Однажды вдруг оказалось, что все они выросли.
Она приехала на лето, и с удивлением обнаружила, что их двор начал жить странной, на себя не похожей жизнью.
Девочки почему-то избегали мальчиков, никто больше не носился, рисуя стрелки на асфальте, на деревьях сидели совсем другие дети, все стало непривычно и не комфортно для существования.
В тот год они стали встречаться по ночам, не потому что в этом был секрет, а чтобы никто не мешал.
Они сидели в ее саду, под огромным деревом с серебряными от Луны листьями, и разговаривали на годы вперед.

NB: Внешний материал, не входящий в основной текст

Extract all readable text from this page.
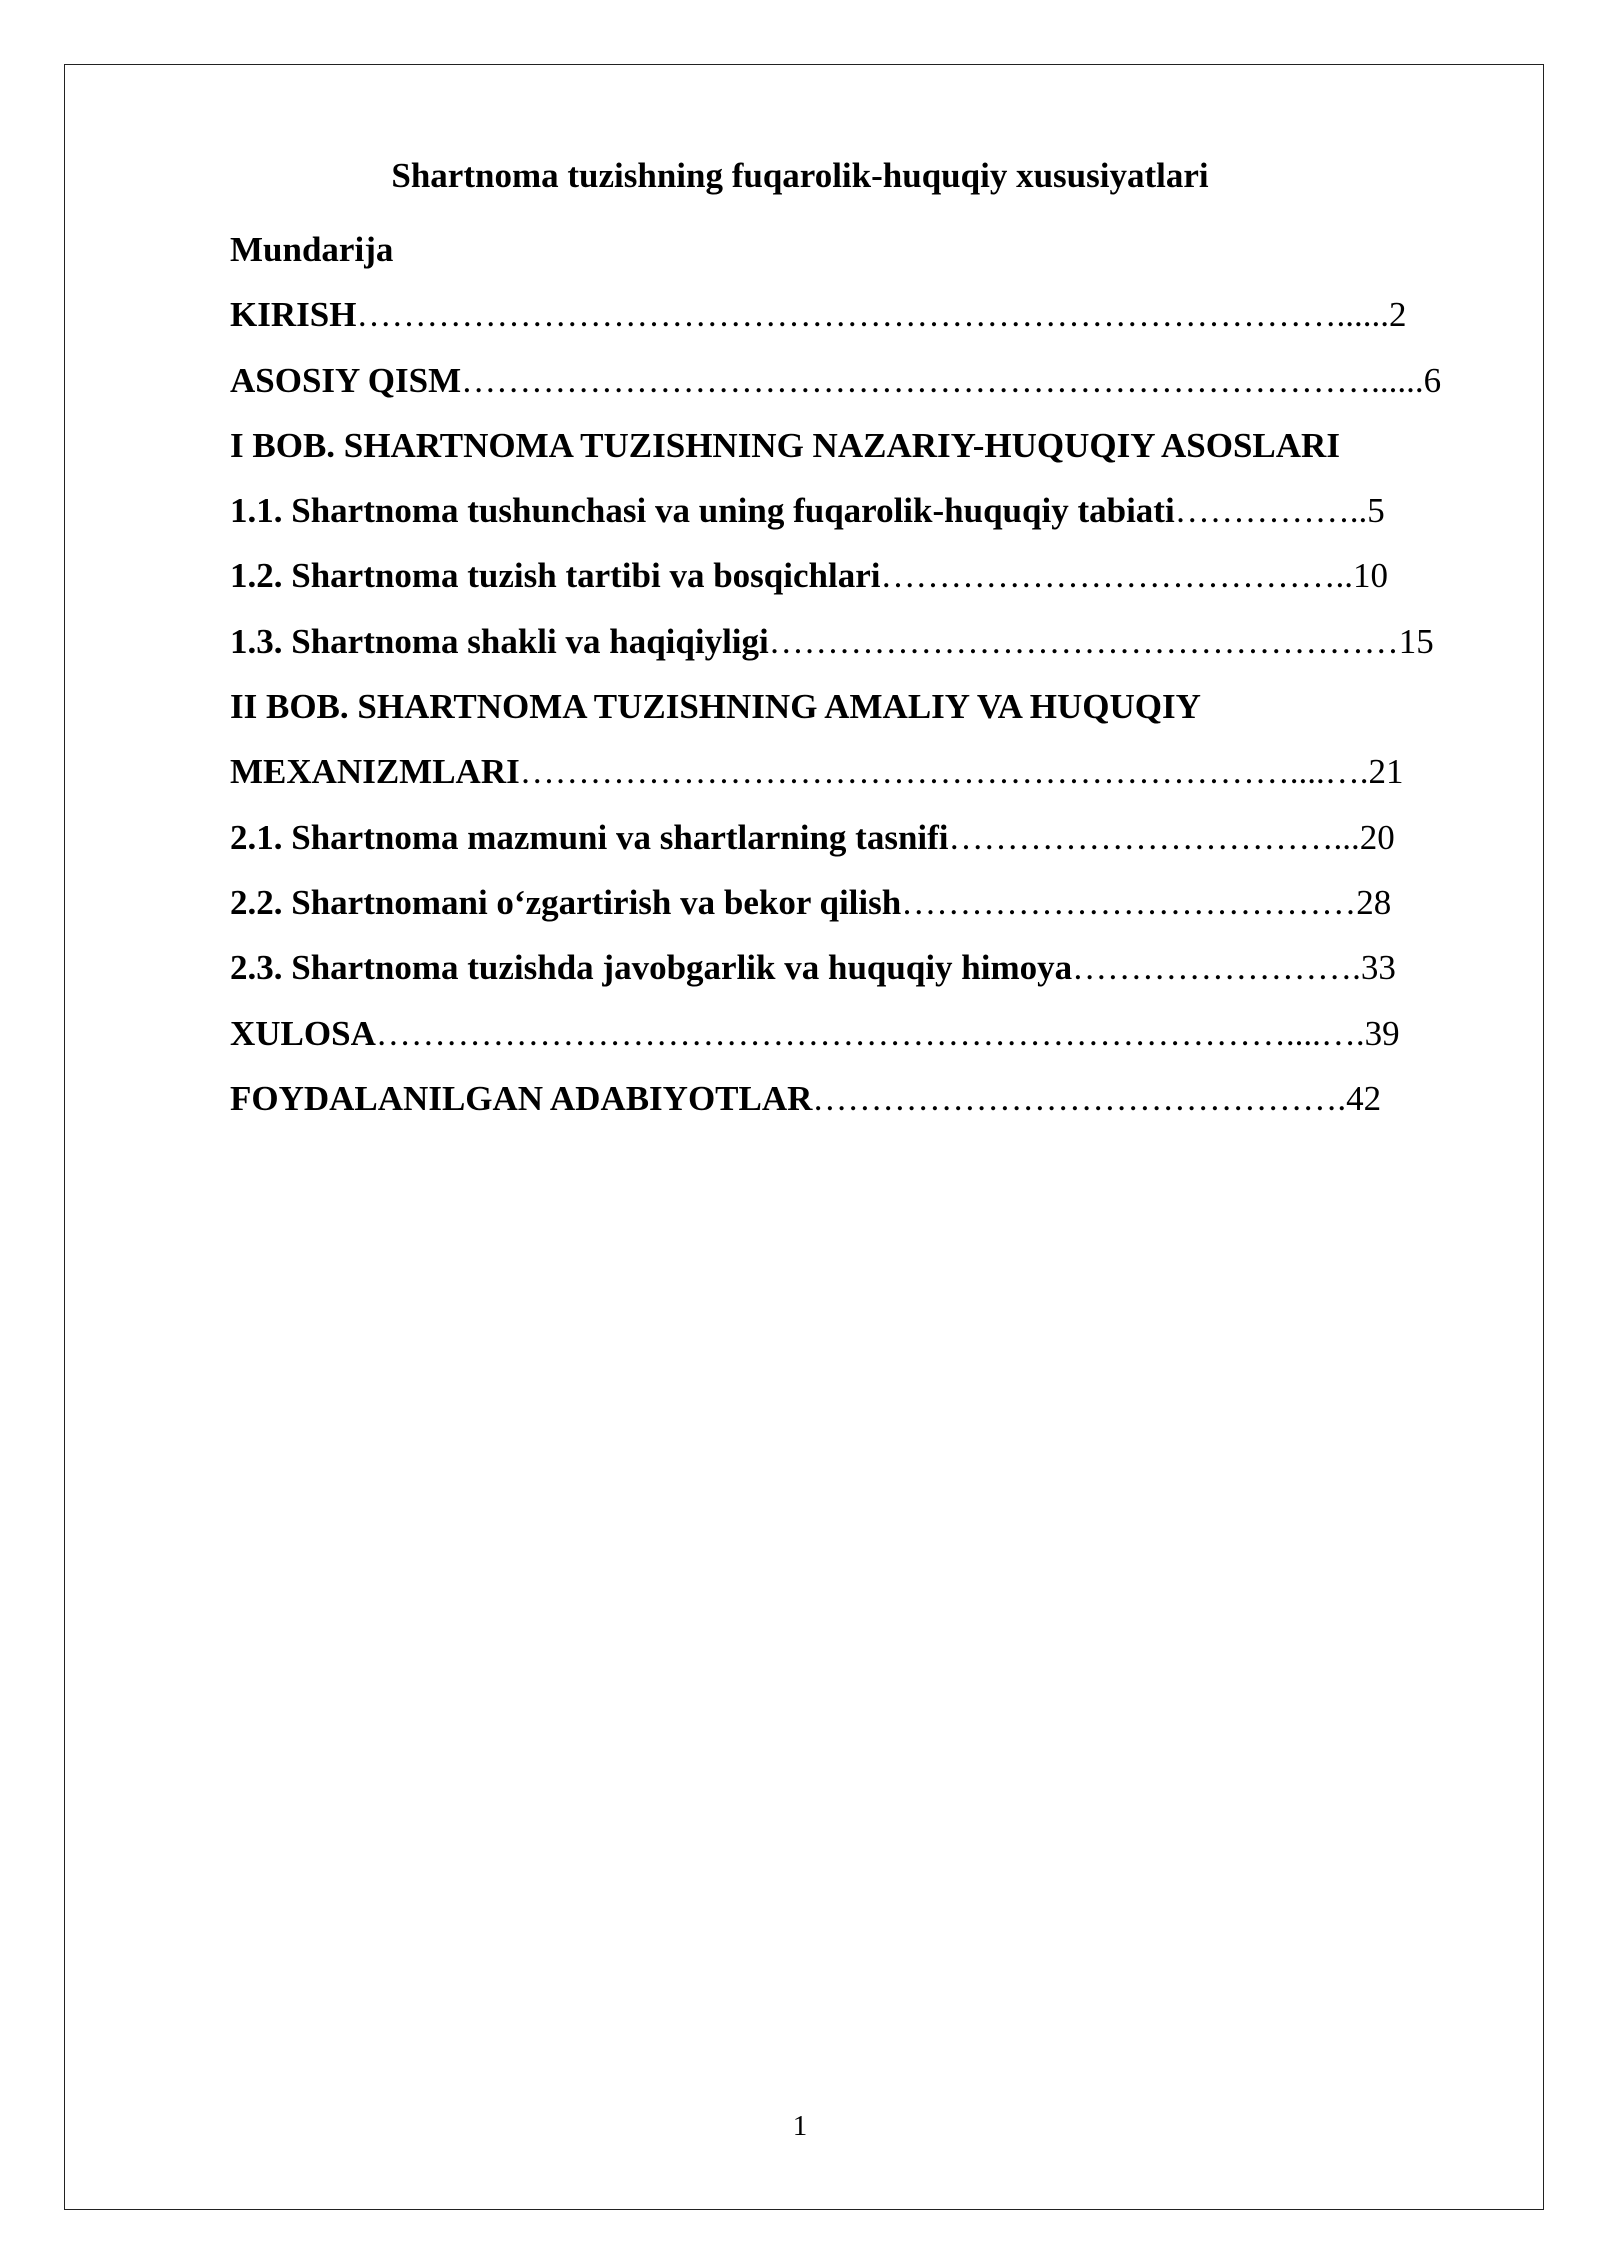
Shartnoma tuzishning fuqarolik-huquqiy xususiyatlari
Mundarija
KIRISH…………………………………………………………………………......2
ASOSIY QISM……………………………………………………………………......6
I BOB. SHARTNOMA TUZISHNING NAZARIY-HUQUQIY ASOSLARI
1.1. Shartnoma tushunchasi va uning fuqarolik-huquqiy tabiati……………..5
1.2. Shartnoma tuzish tartibi va bosqichlari…………………………………..10
1.3. Shartnoma shakli va haqiqiyligi………………………………………………15
II BOB. SHARTNOMA TUZISHNING AMALIY VA HUQUQIY
MEXANIZMLARI…………………………………………………………....….21
2.1. Shartnoma mazmuni va shartlarning tasnifi……………………………...20
2.2. Shartnomani o‘zgartirish va bekor qilish…………………………………28
2.3. Shartnoma tuzishda javobgarlik va huquqiy himoya…………………….33
XULOSA……………………………………………………………………....….39
FOYDALANILGAN ADABIYOTLAR……………………………………….42
1
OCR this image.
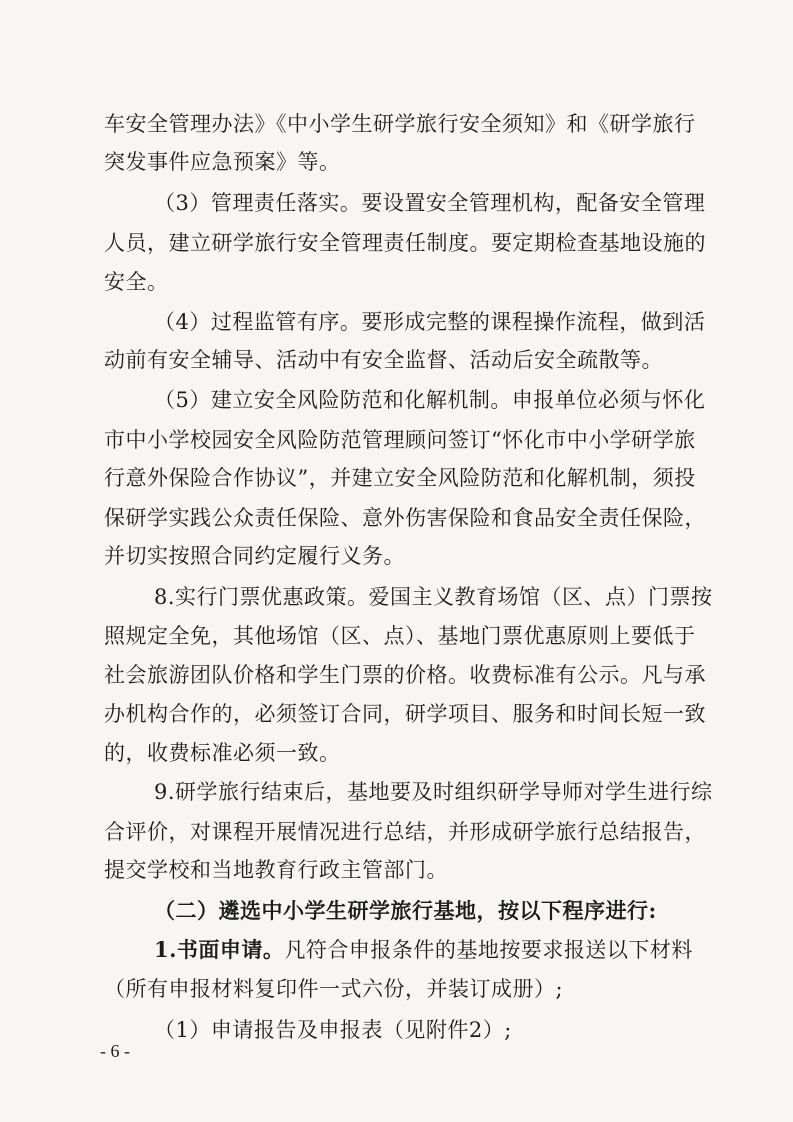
车安全管理办法》《中小学生研学旅行安全须知》和《研学旅行
突发事件应急预案》等。
（3）管理责任落实。要设置安全管理机构，配备安全管理
人员，建立研学旅行安全管理责任制度。要定期检查基地设施的
安全。
（4）过程监管有序。要形成完整的课程操作流程，做到活
动前有安全辅导、活动中有安全监督、活动后安全疏散等。
（5）建立安全风险防范和化解机制。申报单位必须与怀化
市中小学校园安全风险防范管理顾问签订“怀化市中小学研学旅
行意外保险合作协议”，并建立安全风险防范和化解机制，须投
保研学实践公众责任保险、意外伤害保险和食品安全责任保险，
并切实按照合同约定履行义务。
8.实行门票优惠政策。爱国主义教育场馆（区、点）门票按
照规定全免，其他场馆（区、点）、基地门票优惠原则上要低于
社会旅游团队价格和学生门票的价格。收费标准有公示。凡与承
办机构合作的，必须签订合同，研学项目、服务和时间长短一致
的，收费标准必须一致。
9.研学旅行结束后，基地要及时组织研学导师对学生进行综
合评价，对课程开展情况进行总结，并形成研学旅行总结报告，
提交学校和当地教育行政主管部门。
（二）遴选中小学生研学旅行基地，按以下程序进行:
1.书面申请。凡符合申报条件的基地按要求报送以下材料
（所有申报材料复印件一式六份，并装订成册）;
（1）申请报告及申报表（见附件2）;
- 6 -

Время от времени кто-нибудь выходил на крыльцо и, сонно и безнадежно ругаясь, пытался их разогнать.
В тот год было отчаянно скучно, и она отправилась открывать для себя новые улицы и новые дворы, иногда заводя знакомства, которых сама же и пугалась.
Тогда она бежала к нему, а ему достаточно было угрожающе процедить " Она же, кажется, ясно сказала.."
Между ними не изменилось ничего с того дня, когда где-то между восьмью и девятью он пообещал защищать ее всю жизнь, а ей это понравилось. К этому возрасту они уже не знали, сколько лет их считали незазлейводой - казалось, что всегда. Рассказывали, что они познакомились в пять, когда ее купали на солнышке в жестяном тазу, а он обдирал малину между их дворами.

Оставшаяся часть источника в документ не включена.